Déjà au XVe siècle, le développement d’un modèle, qui ne deviendrait obsolète qu’avec la technologie mobile actuelle, a été pensé : les montres de poche ou de poignet. Les ressorts et les spirales remplacèrent alors les contrepoids et les horlogers devinrent moins forgerons et plus artistes. Ce sera l’individualisation définitive du rythme vital, essentiel pour les professions libérales. Ce même siècle, par l’action de ces petites horloges, verra l’apparition des horaires. En 600 ans, tout n’a pas changé.

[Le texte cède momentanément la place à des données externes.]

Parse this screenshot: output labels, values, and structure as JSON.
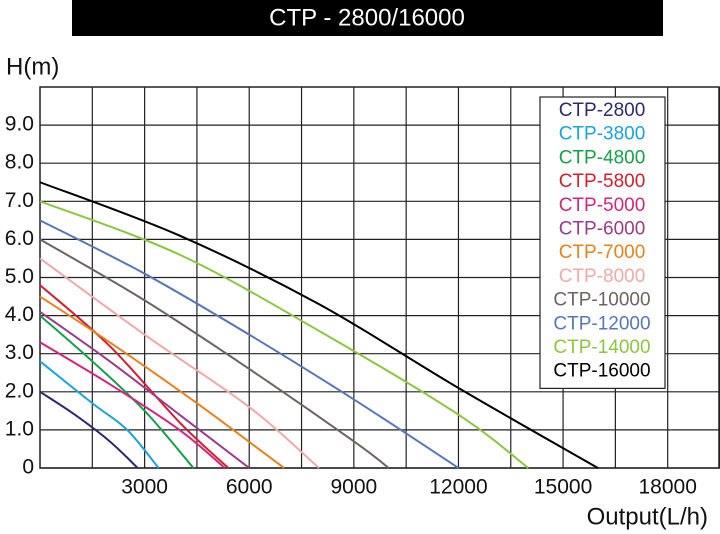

A notre époque, il peut paraître choquant de ne pas avoir de montre à son poignet ou dans sa poche. Pour autant, dans une ère pré-capitaliste, c’était une norme qui a survécu des millénaires. Et à cette époque, les hommes étaient peut-être moins esclaves du temps. Le temps ne peut être vaincu, et la tentative de dominer le rythme imposé des étoiles s’est irrémédiablement transformé en un outil de notre propre domination.